Babylon, di Viktor Pelevin, gioca con gli schemi e le gestalt consolidate divertendosi a rimescolare le carte. L’impero del male sovietico si specchia nel binocolo rovesciato dei guru del marketing americano. A distinguere il capitalismo levigato e accelerato degli yuppies americani anni ’80 dalle vetrine impolverate e fuori moda della generazione Pepsi (il titolo originale del romanzo è proprio Generazione P) sovietica è l’inversione di un processo storico. Il post-socialismo non procede per disgregazioni successive delle proprie strutture sociali ma, al contrario, si disintegra accumulando. L’accumulazione selvaggia di merci innesca una spirale dissolutiva, in cui valore d’uso e di scambio si accoppiano dando vita a quello che appare come l’unico fattore di identificazione: il brand. Il marchio non è però un segno di prestigio sociale, uno status symbol che occidentalizza la società post-sovietica. Il brand è piuttosto una scorciatoia, una primitiva proiezione del desiderio che può permettere un accumulo vertiginoso di dollari in brevissimo tempo. Viene in mente il branding, rito estremo dei neo-primitivi occidentali, che rivendicano una forma di appartenenza anomala facendosi marchiare a fuoco.
Forse la parentela letteraria più evidente, oltre a quella di Bouvard e Pecuchet, è l’American Psyco di Bret Easton Ellis. Solo che in Pelevin la ricerca dell’orrore ad ogni costo lascia il posto alla rete delle immagini e degli script pubblicitari. E allora sotto Ellis rispunta Flaubert: il linguaggio è un palcoscenico cadente, un intreccio di saperi impuri e ridicoli. Le idee sono sempre di seconda mano e nascono ammuffite, intrappolate nelle grottesche sovrastrutture sovietiche. L’identità è un’illusione ottica, un effetto pubblicitario che crea soggetti immateriali. La verità esce (letteralmente) dal sacro volto di Che Guevara stampato sulle magliette dei Rage against the machine. Tutto sempre in ritardo, sovrappeso, fuori moda; al di là delle categorie tutte occidentali del kitsch e del trash. Gli oggetti sono contraffatti e ridotti alla loro immagine: Rolex fasulli che devono durare il tempo di un colloquio, società fittizie per lo smercio di prodotti rubati, edifici che provengono da epoche indefinite.
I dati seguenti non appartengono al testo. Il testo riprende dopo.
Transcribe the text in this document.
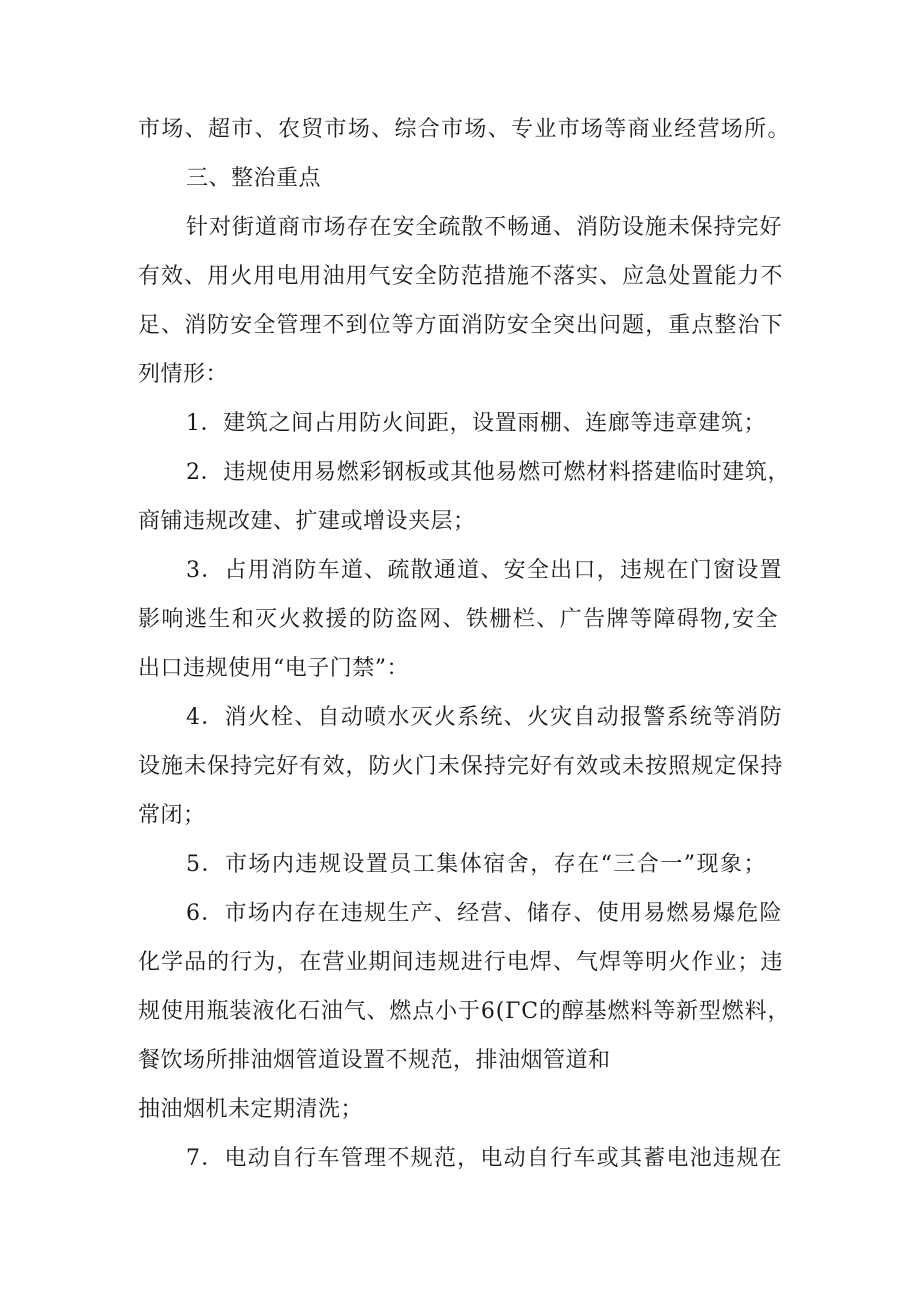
市场、超市、农贸市场、综合市场、专业市场等商业经营场所。

三、整治重点

针对街道商市场存在安全疏散不畅通、消防设施未保持完好

有效、用火用电用油用气安全防范措施不落实、应急处置能力不

足、消防安全管理不到位等方面消防安全突出问题，重点整治下

列情形：

1．建筑之间占用防火间距，设置雨棚、连廊等违章建筑；

2．违规使用易燃彩钢板或其他易燃可燃材料搭建临时建筑，

商铺违规改建、扩建或增设夹层；

3．占用消防车道、疏散通道、安全出口，违规在门窗设置

影响逃生和灭火救援的防盗网、铁栅栏、广告牌等障碍物,安全

出口违规使用“电子门禁”：

4．消火栓、自动喷水灭火系统、火灾自动报警系统等消防

设施未保持完好有效，防火门未保持完好有效或未按照规定保持

常闭；

5．市场内违规设置员工集体宿舍，存在“三合一”现象；

6．市场内存在违规生产、经营、储存、使用易燃易爆危险

化学品的行为，在营业期间违规进行电焊、气焊等明火作业；违

规使用瓶装液化石油气、燃点小于6(ΓC的醇基燃料等新型燃料，

餐饮场所排油烟管道设置不规范，排油烟管道和

抽油烟机未定期清洗；

7．电动自行车管理不规范，电动自行车或其蓄电池违规在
Frammenti di saperi staccati dal loro contesto che entrano nella centrifuga della pubblicità. Così la legge che governa la storia sembra essere quella del caos, in un groviglio di eventi storici che ritornano e si confondono: antiche mitologie che anticipano le strutture economiche del tardo capitalismo, divinità orientali che hanno la password per irrompere nella nostra realtà, mafiosi alla ricerca dell’identità spirituale russa. Allo stesso modo il protagonista, Vavilen Tatarskij, per scrollarsi di dosso un nome che è l’acronimo di Lenin, rivendica un’improbabile appartenenza babilonese e rincorre un passato che assomiglia a una cipolla: una serie di strati sovrapposti che non hanno alcun core al centro. Solo un buco nero che inghiotte tutto quello che gli sta attorno. Come accade all’individuo, ormai ridotto alla sua identità virtuale di homo zapiens, consumatore ipnotizzato dallo schermo televisivo che vive in simbiosi con il telecomando.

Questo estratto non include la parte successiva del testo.